People v. Wilkins (2013) 56 Cal. 4th 333, 342, noted that the Bench Notes for CC 3261 maintain that an instruction on the “escape rule” should not be given in a case involving felony murder. However, in a felony murder case where the facts warranted it, the court must instruct the jury under CC No. 3261 that the felony continues only until the perpetrator has reached a place of temporary safety. (Id. at 343-344.)

 

The CC Committee responded in July, 2013, by deleting CC 549 in its entirety. It added a bench note in CC 540B and C, and CC 541B and C, to consult Cavitt and the discussion of Cavitt in Wilkins “[i]f the defendant was a nonkiller who fled, leaving behind an accomplice who killed.” (Advisory Committee on Criminal Jury Instructions Report (July 15, 2013, at p. 3, referring to People v. Cavitt (2004) 33 Cal. 4th 187, and People v. Wilkins (2013) 56 Cal. 4th 333, 344.)

 

The committee explained the revisions as follows: “Wilkins held it was error to give [CC 549] on the ‘One Continuous Transaction’ rule in a felony murder case when the defendant had been away from the scene of the crime for hours before the homicide took place.” (Advisory Committee on Criminal Jury Instructions Report (July 15, 2013) at p. 2.. . .[¶].) “In discussing the ‘One Continuous Transaction’ rule the court limited the application of People v. Cavitt. [] That case found that it was not error to instruct on ‘One Continuous Transaction’ in the unusual circumstances of that case. [] It stands to reason, however, that Cavitt’s limited holding on unusual facts was never meant to be the basis for standard jury instructions on felony murder, although the original Task Force on Criminal Jury Instructions mistakenly interpreted it that way.” (Advisory Committee on Criminal Jury Instructions Report (July 15, 2013) at p. 2, referring to People v.
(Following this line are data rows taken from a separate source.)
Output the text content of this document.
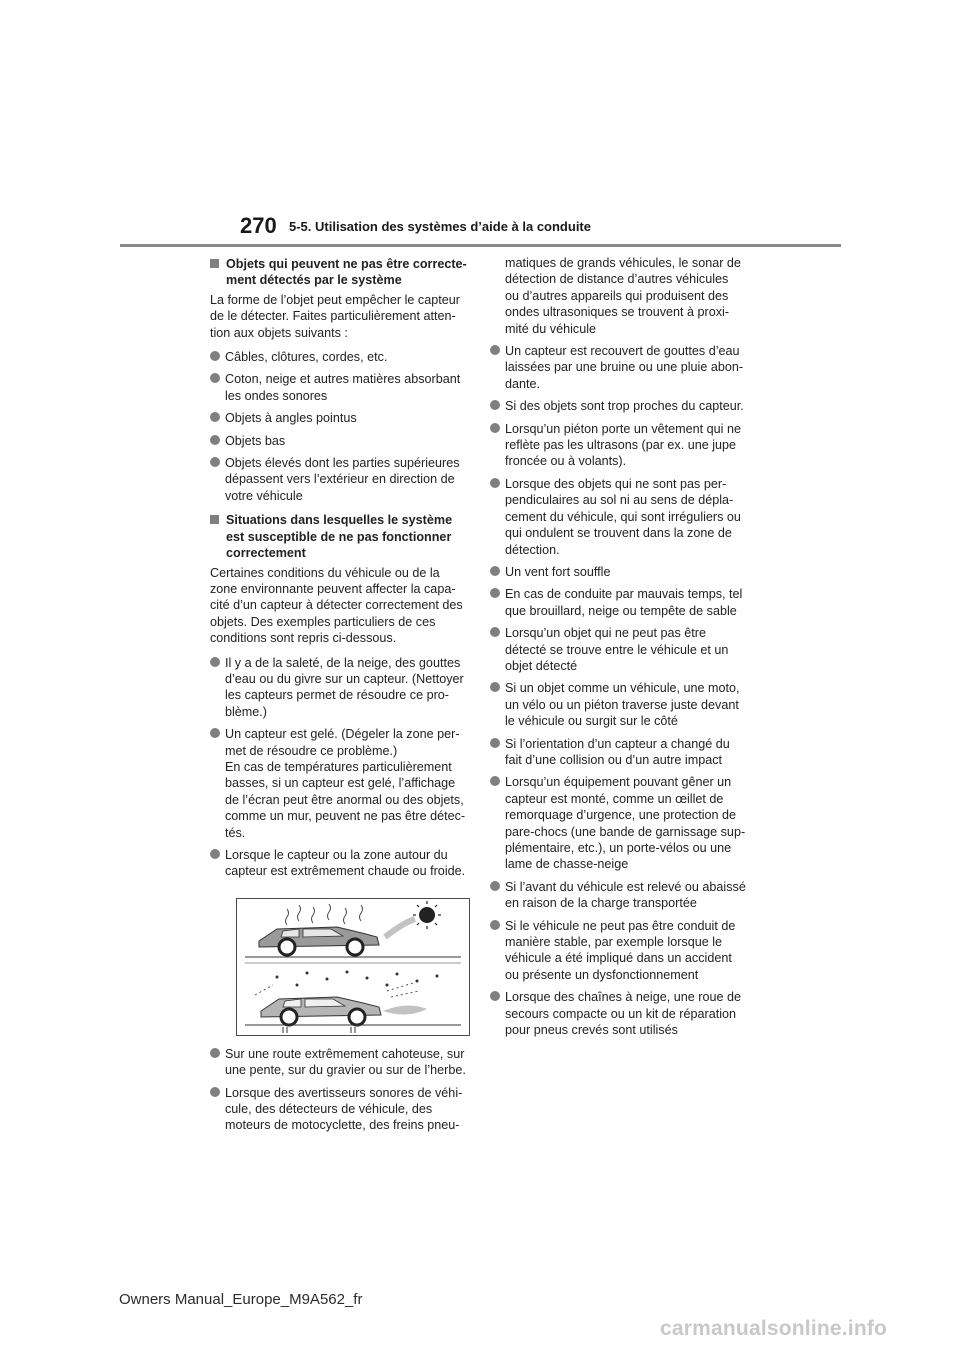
270 5-5. Utilisation des systèmes d’aide à la conduite
Objets qui peuvent ne pas être correcte-
ment détectés par le système

La forme de l’objet peut empêcher le capteur
de le détecter. Faites particulièrement atten-
tion aux objets suivants :

Câbles, clôtures, cordes, etc.
Coton, neige et autres matières absorbant
les ondes sonores
Objets à angles pointus
Objets bas
Objets élevés dont les parties supérieures
dépassent vers l’extérieur en direction de
votre véhicule
Situations dans lesquelles le système
est susceptible de ne pas fonctionner
correctement

Certaines conditions du véhicule ou de la
zone environnante peuvent affecter la capa-
cité d’un capteur à détecter correctement des
objets. Des exemples particuliers de ces
conditions sont repris ci-dessous.

Il y a de la saleté, de la neige, des gouttes
d’eau ou du givre sur un capteur. (Nettoyer
les capteurs permet de résoudre ce pro-
blème.)
Un capteur est gelé. (Dégeler la zone per-
met de résoudre ce problème.)
En cas de températures particulièrement
basses, si un capteur est gelé, l’affichage
de l’écran peut être anormal ou des objets,
comme un mur, peuvent ne pas être détec-
tés.
Lorsque le capteur ou la zone autour du
capteur est extrêmement chaude ou froide.
Sur une route extrêmement cahoteuse, sur
une pente, sur du gravier ou sur de l’herbe.
Lorsque des avertisseurs sonores de véhi-
cule, des détecteurs de véhicule, des
moteurs de motocyclette, des freins pneu-
matiques de grands véhicules, le sonar de
détection de distance d’autres véhicules
ou d’autres appareils qui produisent des
ondes ultrasoniques se trouvent à proxi-
mité du véhicule
Un capteur est recouvert de gouttes d’eau
laissées par une bruine ou une pluie abon-
dante.
Si des objets sont trop proches du capteur.
Lorsqu’un piéton porte un vêtement qui ne
reflète pas les ultrasons (par ex. une jupe
froncée ou à volants).
Lorsque des objets qui ne sont pas per-
pendiculaires au sol ni au sens de dépla-
cement du véhicule, qui sont irréguliers ou
qui ondulent se trouvent dans la zone de
détection.
Un vent fort souffle
En cas de conduite par mauvais temps, tel
que brouillard, neige ou tempête de sable
Lorsqu’un objet qui ne peut pas être
détecté se trouve entre le véhicule et un
objet détecté
Si un objet comme un véhicule, une moto,
un vélo ou un piéton traverse juste devant
le véhicule ou surgit sur le côté
Si l’orientation d’un capteur a changé du
fait d’une collision ou d’un autre impact
Lorsqu’un équipement pouvant gêner un
capteur est monté, comme un œillet de
remorquage d’urgence, une protection de
pare-chocs (une bande de garnissage sup-
plémentaire, etc.), un porte-vélos ou une
lame de chasse-neige
Si l’avant du véhicule est relevé ou abaissé
en raison de la charge transportée
Si le véhicule ne peut pas être conduit de
manière stable, par exemple lorsque le
véhicule a été impliqué dans un accident
ou présente un dysfonctionnement
Lorsque des chaînes à neige, une roue de
secours compacte ou un kit de réparation
pour pneus crevés sont utilisés
Owners Manual_Europe_M9A562_fr
carmanualsonline.info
Cavitt (2004) 33 Cal. 4th 187.) As described by the Committee, in Cavitt, “Three defendants plan to commit a burglary in the home of one defendant’s stepmother. The stepdaughter pretends to be a crime victim. Both ‘victims’ are bound and left on a bed. The stepmother is alive when the other two defendants flee, but she dies later, either from suffocation due to her bonds, or due to subsequent, deliberate acts by the stepdaughter.” (Advisory Committee on Criminal Jury Instructions report, supra, at pp. 2-3, fn. 4.)